In [23]:
import pandas as pd
import numpy as np
import datetime as dt
import os


In [8]:
tickers = ['SPY', 'QQQ', 'DIA']

In [76]:
# we are using extended hours trading date which is from 4:00 am - 8:00 pm
time_start = dt.time(4,0,0)
time_end = dt.time(20,0,0)
window_size =  15  # in days i.e. window_size = 15 means window has 15 days
window_stride =  1    # in days i.e. window_stride = 1 means window moves 1 day over
time_step = 60 # in minutes i.e. time_step = 10 is stock data every 10 minutes

# load data
ticker = tickers[0]
stock_df = pd.read_csv(f"tickers_raw/{ticker}_1min.csv", parse_dates=['time'])

# separate date time
stock_df['date'] = stock_df['time'].dt.date
stock_df['time'] = stock_df['time'].dt.time
stock_df.head()

# pivot data by day to clean data
stock_df = stock_df.pivot(index='time', columns='date', values='high')
stock_df = stock_df.fillna(method="ffill") # fill in NAN by propagating last valid observation forward
stock_df = stock_df[stock_df.index >= time_start] # keep only data in range
stock_df = stock_df[stock_df.index <= time_end] # keep only data in range

# transform data so that each row is a a different day
stock_df = stock_df.T

# retain the opening and closing price of everyday to make it easier later
stock_df_close = stock_df.iloc[:-(window_size) , -1]
# stock_df_open = stock_df.iloc[window_size:), 1]
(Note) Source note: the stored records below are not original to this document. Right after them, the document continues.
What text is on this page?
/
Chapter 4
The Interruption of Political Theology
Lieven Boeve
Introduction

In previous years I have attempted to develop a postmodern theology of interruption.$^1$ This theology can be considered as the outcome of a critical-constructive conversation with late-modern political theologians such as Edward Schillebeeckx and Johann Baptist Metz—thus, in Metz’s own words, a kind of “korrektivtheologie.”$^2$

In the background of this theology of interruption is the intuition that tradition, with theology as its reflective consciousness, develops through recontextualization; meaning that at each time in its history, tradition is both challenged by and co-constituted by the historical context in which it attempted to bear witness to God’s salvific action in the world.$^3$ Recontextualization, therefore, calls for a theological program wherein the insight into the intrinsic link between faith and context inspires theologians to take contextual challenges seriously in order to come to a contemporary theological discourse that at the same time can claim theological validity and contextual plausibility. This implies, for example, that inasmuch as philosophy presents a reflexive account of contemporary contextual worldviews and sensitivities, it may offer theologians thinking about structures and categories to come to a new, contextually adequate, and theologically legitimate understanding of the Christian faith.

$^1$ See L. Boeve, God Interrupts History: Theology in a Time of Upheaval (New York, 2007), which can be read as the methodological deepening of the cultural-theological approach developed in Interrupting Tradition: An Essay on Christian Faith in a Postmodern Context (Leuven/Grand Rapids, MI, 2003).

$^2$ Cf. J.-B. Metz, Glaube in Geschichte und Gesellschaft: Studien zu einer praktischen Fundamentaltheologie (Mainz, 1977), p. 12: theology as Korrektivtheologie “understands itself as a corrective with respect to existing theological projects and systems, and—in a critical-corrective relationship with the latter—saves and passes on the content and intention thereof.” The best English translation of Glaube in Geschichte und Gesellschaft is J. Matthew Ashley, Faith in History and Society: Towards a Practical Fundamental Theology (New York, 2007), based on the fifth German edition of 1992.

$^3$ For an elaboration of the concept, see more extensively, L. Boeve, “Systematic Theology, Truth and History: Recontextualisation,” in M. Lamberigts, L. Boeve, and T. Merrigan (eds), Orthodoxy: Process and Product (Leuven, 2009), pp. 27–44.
# drop columns to be within correct time_step frequency
keep_cols = range(0, stock_df.shape[1], time_step)
stock_df = stock_df.iloc[:, keep_cols]

# create rowlling window
num_days = stock_df.shape[0]
num_mins = stock_df.shape[1]

for i in range(0, window_size -1, window_stride):
    index = i * num_mins
    stock_df_add = stock_df.iloc[ :, index:index+num_mins]
    stock_df = pd.concat([stock_df, stock_df_add], axis=1)

# drop the last few rows 
stock_df = stock_df.iloc[: - (window_size-1), :]

# normalize data using closing price of previous trading day
stock_df = stock_df.iloc[1:,:]
stock_df_close.index = stock_df.index
stock_df = stock_df.sub(stock_df_close, axis=0)

# # add targets
# stock_df_open.index = stock_df.index
# stock_df['targets'] = np.where( stock_df_open >= stock_df.iloc[:,-1], 1, 0)

stock_df.to_csv(f"tickers_processed/{ticker}_no_targets.csv", index=True)


In [14]:
print(stock_df.shape[1])

961


In [10]:
# lables data as up or down

# file_path = "tickers"
# files = os.listdir(file_path)

# for file in files:
#     ticker = file.split(".")[0]
#     security_df = pd.read_csv(f"{file_path}/{file}", parse_dates=['date'])
#     security_df = security_df[['date', 'adj_close']].set_index('date')
#     security_df_diff = security_df.iloc[1:] - security_df.iloc[:-1].values
#     security_df_diff.columns = ['diff']
#     security_df_diff = security_df_diff.applymap(lambda x: 1 if x >= 0 else 0)
#     security_df_diff.to_csv(f"tickers_bool/{ticker}_bool.csv", index=True,)
#     break